Unmittelbar nördlich der Wetzlarer Altstadt erstreckt sich der Hausertorstollen östlich und südöstlich der namensgebenden Hausertorsraße und exakt zwischen der Einmündung der Haarbachstraße im Süden und der Brückenstraße (L3020) im Norden. Westlich der Hausertorsraße fließt in diesem Bereich die Lahn beziehungsweise der über ein Streichwehr abzweigende Mühlgraben.

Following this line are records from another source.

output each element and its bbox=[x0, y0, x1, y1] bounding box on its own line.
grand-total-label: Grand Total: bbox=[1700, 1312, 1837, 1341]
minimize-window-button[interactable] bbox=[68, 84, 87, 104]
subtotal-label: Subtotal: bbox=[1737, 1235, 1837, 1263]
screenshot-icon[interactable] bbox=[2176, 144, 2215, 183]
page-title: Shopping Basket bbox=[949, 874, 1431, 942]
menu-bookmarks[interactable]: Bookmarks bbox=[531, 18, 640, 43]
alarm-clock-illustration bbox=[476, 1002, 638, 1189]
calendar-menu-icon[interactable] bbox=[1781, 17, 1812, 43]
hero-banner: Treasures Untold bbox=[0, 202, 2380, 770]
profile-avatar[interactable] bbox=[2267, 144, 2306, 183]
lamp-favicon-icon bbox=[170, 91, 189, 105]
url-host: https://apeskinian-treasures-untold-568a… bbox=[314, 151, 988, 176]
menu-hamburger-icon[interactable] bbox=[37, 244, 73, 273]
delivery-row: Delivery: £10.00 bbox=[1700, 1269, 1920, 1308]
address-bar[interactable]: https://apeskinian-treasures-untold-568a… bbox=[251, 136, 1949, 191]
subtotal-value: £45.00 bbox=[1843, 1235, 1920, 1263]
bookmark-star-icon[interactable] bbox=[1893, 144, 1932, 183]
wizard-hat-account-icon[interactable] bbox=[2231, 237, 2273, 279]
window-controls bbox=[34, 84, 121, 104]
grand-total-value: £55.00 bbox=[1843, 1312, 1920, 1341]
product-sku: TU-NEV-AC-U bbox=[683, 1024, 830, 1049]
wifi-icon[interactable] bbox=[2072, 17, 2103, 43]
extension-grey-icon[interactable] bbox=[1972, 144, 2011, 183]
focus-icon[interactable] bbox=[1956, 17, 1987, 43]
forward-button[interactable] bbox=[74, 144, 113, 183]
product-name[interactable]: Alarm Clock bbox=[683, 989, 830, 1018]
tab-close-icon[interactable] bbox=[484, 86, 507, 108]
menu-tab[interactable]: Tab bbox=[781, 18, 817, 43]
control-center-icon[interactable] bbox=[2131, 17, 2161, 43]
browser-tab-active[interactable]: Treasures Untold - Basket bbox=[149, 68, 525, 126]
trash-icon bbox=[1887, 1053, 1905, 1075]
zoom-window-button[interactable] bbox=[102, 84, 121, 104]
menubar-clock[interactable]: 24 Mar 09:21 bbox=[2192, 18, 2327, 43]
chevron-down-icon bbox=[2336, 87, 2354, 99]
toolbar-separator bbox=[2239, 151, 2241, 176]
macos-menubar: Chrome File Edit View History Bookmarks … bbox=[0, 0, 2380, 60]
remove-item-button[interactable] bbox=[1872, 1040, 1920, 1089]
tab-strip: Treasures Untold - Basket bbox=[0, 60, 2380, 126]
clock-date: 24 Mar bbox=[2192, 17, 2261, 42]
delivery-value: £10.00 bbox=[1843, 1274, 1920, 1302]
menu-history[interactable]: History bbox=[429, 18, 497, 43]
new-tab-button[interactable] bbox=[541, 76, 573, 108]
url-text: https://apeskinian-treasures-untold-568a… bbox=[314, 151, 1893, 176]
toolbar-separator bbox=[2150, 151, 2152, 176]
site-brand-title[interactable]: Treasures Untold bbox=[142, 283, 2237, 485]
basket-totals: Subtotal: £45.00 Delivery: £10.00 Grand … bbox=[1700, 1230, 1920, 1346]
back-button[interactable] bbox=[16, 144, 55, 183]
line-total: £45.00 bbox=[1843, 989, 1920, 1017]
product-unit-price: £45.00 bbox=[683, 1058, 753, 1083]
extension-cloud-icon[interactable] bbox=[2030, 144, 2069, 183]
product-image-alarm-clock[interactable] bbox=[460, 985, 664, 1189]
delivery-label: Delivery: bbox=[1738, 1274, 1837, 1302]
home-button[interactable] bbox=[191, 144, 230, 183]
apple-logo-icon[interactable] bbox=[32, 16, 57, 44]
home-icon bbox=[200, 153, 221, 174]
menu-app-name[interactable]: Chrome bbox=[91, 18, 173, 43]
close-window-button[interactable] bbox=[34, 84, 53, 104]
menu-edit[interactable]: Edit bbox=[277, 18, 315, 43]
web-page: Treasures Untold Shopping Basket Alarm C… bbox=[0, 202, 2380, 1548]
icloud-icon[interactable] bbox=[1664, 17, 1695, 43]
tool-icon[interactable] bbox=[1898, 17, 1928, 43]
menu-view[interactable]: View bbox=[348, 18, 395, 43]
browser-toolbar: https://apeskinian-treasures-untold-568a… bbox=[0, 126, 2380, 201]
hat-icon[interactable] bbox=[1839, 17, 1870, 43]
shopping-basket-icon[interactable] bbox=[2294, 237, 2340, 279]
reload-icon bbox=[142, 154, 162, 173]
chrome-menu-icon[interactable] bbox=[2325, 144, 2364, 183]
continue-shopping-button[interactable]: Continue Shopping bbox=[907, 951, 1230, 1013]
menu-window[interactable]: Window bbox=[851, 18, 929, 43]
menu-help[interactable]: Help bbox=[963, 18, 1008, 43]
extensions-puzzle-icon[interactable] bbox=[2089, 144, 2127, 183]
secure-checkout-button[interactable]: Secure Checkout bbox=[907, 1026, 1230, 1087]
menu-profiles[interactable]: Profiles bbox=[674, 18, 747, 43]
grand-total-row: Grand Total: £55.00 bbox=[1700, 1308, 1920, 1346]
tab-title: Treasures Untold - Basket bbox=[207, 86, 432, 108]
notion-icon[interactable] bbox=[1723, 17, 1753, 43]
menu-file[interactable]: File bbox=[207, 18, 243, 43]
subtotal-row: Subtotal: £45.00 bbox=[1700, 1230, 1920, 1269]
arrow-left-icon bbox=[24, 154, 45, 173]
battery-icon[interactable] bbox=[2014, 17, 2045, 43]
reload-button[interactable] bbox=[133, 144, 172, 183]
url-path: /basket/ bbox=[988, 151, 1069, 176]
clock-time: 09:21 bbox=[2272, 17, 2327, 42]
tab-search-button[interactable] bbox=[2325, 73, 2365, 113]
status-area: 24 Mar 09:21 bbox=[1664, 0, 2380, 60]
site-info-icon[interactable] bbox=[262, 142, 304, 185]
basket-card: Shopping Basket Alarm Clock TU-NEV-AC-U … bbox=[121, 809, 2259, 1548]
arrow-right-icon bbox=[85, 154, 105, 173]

Der Hausertorstollen führt durch den sogenannten Hauserberg, den westlichen Abschnitt der Anhöhe Lahnberg.[1] Hier stehen mit flachem südlichem Einfallen mächtige Schalsteinschichten an.[2] Etwas zurückversetzt von der Straße und in einem kleinen Grünzug gelegen, befindet sich der Stolleneingang nahe des sogenannten „Aldefeld’schen Hauses“ (Hausertorstraße 42). Direkt davor steht das Jägerdenkmal, das einen springenden Bronzehirsch auf einem Muschelkalksockel zeigt. Es wurde 1923 von Fritz Klimsch und Johann Georg Müller in Anlehnung an das Wappen des bis 1877 in Wetzlar stationierten Rheinischen Jäger-Bataillons № 8 errichtet.[3] Die zwei Ausgänge des Stollens befinden sich in einer Bruchsteinmauer auf dem Parkplatz des Grundstücks Hausertorstraße 46. Auf der dem Stollen gegenüberliegenden Straßenseite steht ein Gebäudeensemble, das ab 1921 bis in die 1990er Jahre von der Optikfirma Leitz genutzt wurde (das sogenannte „Hausertorwerk“) und das mit dem Stollen über einen unterirdischen Gang verbunden war.[4]

Beschreibung

Während des Zweiten Weltkrieges war die etwa einen Kilometer lange[4] Stollenanlage in drei Bereiche aufgeteilt – in Produktionshallen, einen Luftschutzraum für die Zivilbevölkerung und einen Befehlsstand.[5] Die beiden erstgenannten Areale wiesen Flächen von jeweils etwa 500 Quadratmetern auf, womit die unterirdische, mit Betonboden versehene Produktionsfläche lediglich etwa einem Prozent der gesamten Fertigungsfläche im Leitz-Hauptwerk entsprach.[1] Unter Tage herrscht eine Lufttemperatur von konstant zwölf bis 15 Grad Celsius;[4] daher wurden die Produktionsbereiche mit einem Wärmetauscher sowie mit Fernwärme beheizt, die man aus dem Hausertorwerk in den Stollen leitete.[1] Die Belüftung musste den behördlichen Vorschriften und den betrieblichen Anforderungen der Fertigung entsprechen. Hierzu wurden zwei mit AEG-Motoren ausgerüstete Ventilatoren installiert, die den Stollen mit Frischluft versorgen sollten.[1] Anfang 1945 entstand zudem zwecks besseren Luftaustausches ein Bewetterungsschacht, der gleichzeitig als zusätzlicher Notausgang diente. Heutzutage ist der Hausertorstollen unbeleuchtet.[6]

Historie

Am 13. November 1842 wurde dem Wetzlarer Bergwerksbesitzer Wilhelm Allmenröder ein Muthschein für die Aufsuchung einer Eisensteinlagerstätte im sogenannten Grubenfeld „Ludwig“ erteilt. Er trieb einen Stollen in den anstehenden Kalkstein und grünen Schalstein. Der Erzgang erwies sich jedoch nicht als abbaubwürdig, woraufhin die Unternehmung wieder beendet und der Stollen stillgelegt wurde.[5] Nahezu ein Jahrhundert lang blieb der Hausertorstollen in der Folge ohne weitere Relevanz. Zwar legten Mitte des 19. Jahrhunderts in derselben Straße die zwei Gastwirte Jacob Luy und Justus Guht Felsenkeller im Lahnberg an, die an „Sommertagen von Einheimischen und Fremden viel besucht“[7] waren – der Hausertorstollen wurde jedoch wohl nie derart genutzt.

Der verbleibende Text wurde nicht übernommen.